You will need twenty six of the dark, light, dark strips and thirteen of the light, dark, light strips. This means that you will need to make up a further ten of the dark, light, dark strips by cutting and sewing the squares individually. Pile up the 2.1/2″ strips and then take from each pile to create the irish chain quilt block as shown: dark, light, dark strip on top and bottom. Light, dark, light strip in the middle. You will need thirteen of these blocks.
To sew the rows of each block together, flip the top row on to the middle row so that right sides are together. Line up the seams from one row with the seams from the other row. Turn the seam allowances in opposite directions from each other to minimise the bulk at the seam. The photo on the right shows the two rows side on with seam allowances turned in opposite directions. Sew using a 1/4″ seam. Attach the bottom row to the top two in the same way.
Making the irish chain quilt top
From the yellow fabric, cut two 6.1/2″ wide strips along the width of the fabric and cut these into 6.1/2″ squares. You will need twelve of these. Lay out all the blocks in the pattern for the quilt and sew together across each row. That’s three blue, two yellow alternating in row 1, two blue and three yellow alternating in row 2, then three blue, two yellow in row 3, two blue, three yellow in row 4 and three blue, two yellow in row 5.

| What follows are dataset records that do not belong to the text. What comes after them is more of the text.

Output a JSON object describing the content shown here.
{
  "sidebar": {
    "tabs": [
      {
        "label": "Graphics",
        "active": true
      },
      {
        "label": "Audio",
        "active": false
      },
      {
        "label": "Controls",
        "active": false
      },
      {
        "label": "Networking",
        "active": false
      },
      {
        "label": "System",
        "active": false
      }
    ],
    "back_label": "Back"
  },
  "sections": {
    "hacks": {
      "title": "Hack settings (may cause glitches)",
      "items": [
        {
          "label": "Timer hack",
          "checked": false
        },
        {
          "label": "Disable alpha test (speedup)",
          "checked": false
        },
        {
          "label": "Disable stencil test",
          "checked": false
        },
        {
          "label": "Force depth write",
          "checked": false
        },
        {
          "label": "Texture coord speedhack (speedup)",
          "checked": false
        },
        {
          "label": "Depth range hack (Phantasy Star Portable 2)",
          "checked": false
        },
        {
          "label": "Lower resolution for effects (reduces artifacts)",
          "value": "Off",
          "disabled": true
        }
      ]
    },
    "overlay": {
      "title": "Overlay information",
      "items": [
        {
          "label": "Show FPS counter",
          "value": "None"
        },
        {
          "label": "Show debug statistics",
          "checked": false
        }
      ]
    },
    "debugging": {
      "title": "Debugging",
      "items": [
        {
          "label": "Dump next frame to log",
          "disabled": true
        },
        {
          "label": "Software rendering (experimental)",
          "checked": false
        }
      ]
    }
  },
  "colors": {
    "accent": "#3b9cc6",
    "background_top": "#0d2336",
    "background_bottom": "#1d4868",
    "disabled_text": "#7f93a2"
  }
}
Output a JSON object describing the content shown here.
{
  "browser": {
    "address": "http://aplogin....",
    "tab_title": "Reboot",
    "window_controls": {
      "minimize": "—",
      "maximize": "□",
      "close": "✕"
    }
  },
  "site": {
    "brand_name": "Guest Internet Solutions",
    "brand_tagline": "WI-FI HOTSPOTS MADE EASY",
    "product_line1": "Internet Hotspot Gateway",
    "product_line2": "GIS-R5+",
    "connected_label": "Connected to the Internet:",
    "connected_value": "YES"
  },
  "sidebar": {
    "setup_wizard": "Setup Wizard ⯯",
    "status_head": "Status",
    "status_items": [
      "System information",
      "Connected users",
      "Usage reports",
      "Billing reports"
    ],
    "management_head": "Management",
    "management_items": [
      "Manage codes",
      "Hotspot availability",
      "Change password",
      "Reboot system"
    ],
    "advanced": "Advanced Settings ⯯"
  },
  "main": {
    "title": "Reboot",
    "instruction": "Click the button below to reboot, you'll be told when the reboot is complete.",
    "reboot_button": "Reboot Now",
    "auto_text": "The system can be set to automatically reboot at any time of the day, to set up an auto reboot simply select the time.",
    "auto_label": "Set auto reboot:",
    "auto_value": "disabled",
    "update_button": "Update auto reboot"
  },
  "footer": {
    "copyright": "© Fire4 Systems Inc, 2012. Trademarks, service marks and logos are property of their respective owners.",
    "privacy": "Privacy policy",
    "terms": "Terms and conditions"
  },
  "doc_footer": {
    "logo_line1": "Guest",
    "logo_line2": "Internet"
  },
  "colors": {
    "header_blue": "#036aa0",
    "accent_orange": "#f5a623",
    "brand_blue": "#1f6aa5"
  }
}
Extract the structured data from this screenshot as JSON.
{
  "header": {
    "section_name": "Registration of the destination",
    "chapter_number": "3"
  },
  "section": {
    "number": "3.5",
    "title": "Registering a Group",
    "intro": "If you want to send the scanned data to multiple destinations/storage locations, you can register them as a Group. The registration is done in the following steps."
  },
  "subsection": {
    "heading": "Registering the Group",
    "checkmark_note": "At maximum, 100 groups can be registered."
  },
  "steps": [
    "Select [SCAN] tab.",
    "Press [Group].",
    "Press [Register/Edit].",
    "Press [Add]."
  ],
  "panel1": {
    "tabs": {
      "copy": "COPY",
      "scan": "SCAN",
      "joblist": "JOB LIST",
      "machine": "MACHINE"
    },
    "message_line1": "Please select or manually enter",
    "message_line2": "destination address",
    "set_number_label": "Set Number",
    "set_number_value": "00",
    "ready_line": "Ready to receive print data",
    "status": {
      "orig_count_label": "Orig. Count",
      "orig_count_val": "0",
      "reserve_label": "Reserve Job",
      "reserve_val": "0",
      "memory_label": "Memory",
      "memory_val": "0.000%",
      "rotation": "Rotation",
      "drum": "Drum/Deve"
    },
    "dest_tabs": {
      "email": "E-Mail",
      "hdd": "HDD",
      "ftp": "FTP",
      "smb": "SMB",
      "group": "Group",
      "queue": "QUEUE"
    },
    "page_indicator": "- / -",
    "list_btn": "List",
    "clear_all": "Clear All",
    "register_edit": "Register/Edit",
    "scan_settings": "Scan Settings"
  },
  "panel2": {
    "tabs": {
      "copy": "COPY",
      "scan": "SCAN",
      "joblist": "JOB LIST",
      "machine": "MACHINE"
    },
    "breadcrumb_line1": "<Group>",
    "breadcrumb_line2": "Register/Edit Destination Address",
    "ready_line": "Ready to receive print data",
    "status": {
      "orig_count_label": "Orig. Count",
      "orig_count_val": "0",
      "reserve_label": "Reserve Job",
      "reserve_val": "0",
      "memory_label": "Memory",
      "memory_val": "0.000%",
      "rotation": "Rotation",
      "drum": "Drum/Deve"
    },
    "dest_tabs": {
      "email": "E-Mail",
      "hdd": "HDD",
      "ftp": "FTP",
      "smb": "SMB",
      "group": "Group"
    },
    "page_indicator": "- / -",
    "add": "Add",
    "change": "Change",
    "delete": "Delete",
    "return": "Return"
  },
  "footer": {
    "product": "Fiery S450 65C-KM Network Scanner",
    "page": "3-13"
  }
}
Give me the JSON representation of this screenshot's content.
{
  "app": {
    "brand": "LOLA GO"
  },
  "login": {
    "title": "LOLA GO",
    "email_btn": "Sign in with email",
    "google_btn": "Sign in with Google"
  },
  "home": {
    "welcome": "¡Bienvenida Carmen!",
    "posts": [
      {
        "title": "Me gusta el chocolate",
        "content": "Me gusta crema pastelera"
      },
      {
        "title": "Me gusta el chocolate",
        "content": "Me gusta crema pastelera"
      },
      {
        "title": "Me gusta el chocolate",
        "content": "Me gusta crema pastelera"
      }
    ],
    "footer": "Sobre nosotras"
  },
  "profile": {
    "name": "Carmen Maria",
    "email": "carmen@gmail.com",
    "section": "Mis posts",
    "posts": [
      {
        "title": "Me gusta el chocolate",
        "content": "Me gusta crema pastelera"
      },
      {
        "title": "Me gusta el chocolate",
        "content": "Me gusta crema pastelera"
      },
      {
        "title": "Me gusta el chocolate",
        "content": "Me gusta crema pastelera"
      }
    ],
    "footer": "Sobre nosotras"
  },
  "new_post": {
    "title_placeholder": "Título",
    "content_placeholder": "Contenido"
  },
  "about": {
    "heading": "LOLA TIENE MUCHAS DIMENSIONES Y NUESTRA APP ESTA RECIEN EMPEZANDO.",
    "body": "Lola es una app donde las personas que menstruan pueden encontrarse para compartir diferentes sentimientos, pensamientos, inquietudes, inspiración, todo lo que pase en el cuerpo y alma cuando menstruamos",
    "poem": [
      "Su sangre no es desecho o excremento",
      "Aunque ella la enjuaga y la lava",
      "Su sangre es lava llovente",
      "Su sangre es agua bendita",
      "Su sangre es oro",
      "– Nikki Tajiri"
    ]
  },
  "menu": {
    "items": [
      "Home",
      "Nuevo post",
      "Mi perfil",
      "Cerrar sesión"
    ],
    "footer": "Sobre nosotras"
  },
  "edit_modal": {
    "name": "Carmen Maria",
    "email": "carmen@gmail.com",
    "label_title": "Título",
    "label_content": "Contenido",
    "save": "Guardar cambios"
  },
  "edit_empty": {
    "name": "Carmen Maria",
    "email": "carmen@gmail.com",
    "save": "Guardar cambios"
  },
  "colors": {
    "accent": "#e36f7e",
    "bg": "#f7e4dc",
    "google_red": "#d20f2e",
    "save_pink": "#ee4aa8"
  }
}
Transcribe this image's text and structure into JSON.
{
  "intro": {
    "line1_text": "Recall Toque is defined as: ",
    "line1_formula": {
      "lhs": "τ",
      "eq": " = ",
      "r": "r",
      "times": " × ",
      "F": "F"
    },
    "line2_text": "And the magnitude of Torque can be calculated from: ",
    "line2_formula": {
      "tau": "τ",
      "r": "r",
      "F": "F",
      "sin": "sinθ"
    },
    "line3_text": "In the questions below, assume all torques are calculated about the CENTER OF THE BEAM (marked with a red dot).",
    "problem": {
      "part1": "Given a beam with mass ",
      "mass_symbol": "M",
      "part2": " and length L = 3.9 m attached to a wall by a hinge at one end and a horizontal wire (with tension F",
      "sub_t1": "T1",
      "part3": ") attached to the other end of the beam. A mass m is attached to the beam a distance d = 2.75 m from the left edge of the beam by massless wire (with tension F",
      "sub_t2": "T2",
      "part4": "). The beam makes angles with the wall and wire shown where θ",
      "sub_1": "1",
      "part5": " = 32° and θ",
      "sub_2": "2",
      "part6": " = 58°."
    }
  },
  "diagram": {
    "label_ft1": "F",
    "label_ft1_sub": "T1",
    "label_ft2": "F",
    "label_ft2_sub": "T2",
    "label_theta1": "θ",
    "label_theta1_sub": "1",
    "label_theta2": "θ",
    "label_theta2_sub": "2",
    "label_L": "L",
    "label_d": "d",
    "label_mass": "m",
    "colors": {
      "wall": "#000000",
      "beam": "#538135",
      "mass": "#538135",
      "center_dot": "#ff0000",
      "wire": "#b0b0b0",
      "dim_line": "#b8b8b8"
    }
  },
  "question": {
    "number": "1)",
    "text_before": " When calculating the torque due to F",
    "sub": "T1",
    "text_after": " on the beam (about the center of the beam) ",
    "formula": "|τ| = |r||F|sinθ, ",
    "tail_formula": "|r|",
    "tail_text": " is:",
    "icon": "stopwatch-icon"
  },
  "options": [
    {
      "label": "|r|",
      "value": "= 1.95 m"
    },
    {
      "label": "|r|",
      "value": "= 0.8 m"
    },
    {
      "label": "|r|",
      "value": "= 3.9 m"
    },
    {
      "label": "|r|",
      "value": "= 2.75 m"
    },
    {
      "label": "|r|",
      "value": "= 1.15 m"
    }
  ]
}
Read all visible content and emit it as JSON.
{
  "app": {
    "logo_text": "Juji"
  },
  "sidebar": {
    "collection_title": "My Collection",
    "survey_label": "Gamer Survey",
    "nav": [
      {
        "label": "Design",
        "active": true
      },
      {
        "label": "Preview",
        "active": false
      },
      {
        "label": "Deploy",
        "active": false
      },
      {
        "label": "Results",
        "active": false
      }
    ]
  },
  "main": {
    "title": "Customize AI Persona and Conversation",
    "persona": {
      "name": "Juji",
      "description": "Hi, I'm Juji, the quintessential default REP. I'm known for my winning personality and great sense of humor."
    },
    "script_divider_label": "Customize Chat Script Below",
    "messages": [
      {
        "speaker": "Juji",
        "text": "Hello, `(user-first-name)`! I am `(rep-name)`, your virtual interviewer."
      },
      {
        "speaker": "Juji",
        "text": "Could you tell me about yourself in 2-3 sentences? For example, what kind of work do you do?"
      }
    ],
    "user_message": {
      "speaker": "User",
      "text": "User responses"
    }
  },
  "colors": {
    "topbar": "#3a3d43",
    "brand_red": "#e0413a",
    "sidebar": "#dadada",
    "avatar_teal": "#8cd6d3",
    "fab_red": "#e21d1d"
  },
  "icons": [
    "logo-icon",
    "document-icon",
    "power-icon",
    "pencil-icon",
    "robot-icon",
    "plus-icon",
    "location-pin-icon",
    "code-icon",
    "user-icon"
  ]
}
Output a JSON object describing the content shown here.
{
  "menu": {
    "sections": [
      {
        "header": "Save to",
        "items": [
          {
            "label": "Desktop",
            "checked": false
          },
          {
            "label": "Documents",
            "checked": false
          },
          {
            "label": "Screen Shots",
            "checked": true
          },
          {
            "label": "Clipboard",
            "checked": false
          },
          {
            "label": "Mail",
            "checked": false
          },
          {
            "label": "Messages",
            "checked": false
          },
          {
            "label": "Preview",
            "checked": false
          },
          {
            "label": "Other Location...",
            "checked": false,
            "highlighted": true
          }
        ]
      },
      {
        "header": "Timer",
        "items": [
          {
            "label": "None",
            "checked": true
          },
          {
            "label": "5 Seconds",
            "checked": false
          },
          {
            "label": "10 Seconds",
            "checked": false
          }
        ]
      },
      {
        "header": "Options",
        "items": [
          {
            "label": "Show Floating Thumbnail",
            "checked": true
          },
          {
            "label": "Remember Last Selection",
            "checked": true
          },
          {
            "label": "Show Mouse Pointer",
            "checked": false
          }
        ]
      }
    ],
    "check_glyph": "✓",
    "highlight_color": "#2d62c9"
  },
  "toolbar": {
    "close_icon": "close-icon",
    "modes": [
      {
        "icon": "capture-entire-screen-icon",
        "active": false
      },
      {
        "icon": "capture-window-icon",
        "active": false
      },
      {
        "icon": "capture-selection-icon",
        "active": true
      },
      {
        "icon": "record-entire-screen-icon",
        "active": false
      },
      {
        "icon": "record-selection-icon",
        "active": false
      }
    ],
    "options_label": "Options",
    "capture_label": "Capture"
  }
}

Sew the rows together in the same way you sewed the rows of each block together.
For the border I used the same dark blue 2.1/2″ strip that I had used for the blocks. Cut two 30.1/2″ strips for top and bottom and two 34.1/2″ strips for each side. Sew the border strips to the top and bottom first and then to the sides.
For the quilt backing make the heart block first and then set it in the backing fabric.
You will need four 2.1/2″ squares each of the dark blue and light blue fabric. Place a dark blue and light blue square with right sides together and mark a line along the diagonal. Sew a 1/4″ seam either side of the line and cut along the line to produce two half square triangles.
Cut two 2.1/4″ squares from the light blue fabric and one rectangle 2.1/4″ by 4.1/2″ in dark blue. Lay the pieces out as shown to make the heart block. Sew the squares together across each row and the sew the rows together.
Add a strip of backing fabric 5.1/4″ by 14.1/2″ to each side of the heart block and then a rectangle 36″ by 16″ above and below the heart strip.
That’s the irish chain quilt top and quilt backing complete and ready for layering, quilting and binding. Full details of these steps can be found in the beginner quilting section. Of course, this doesn’t have to be a mother’s day quilt – you could give it to anyone special.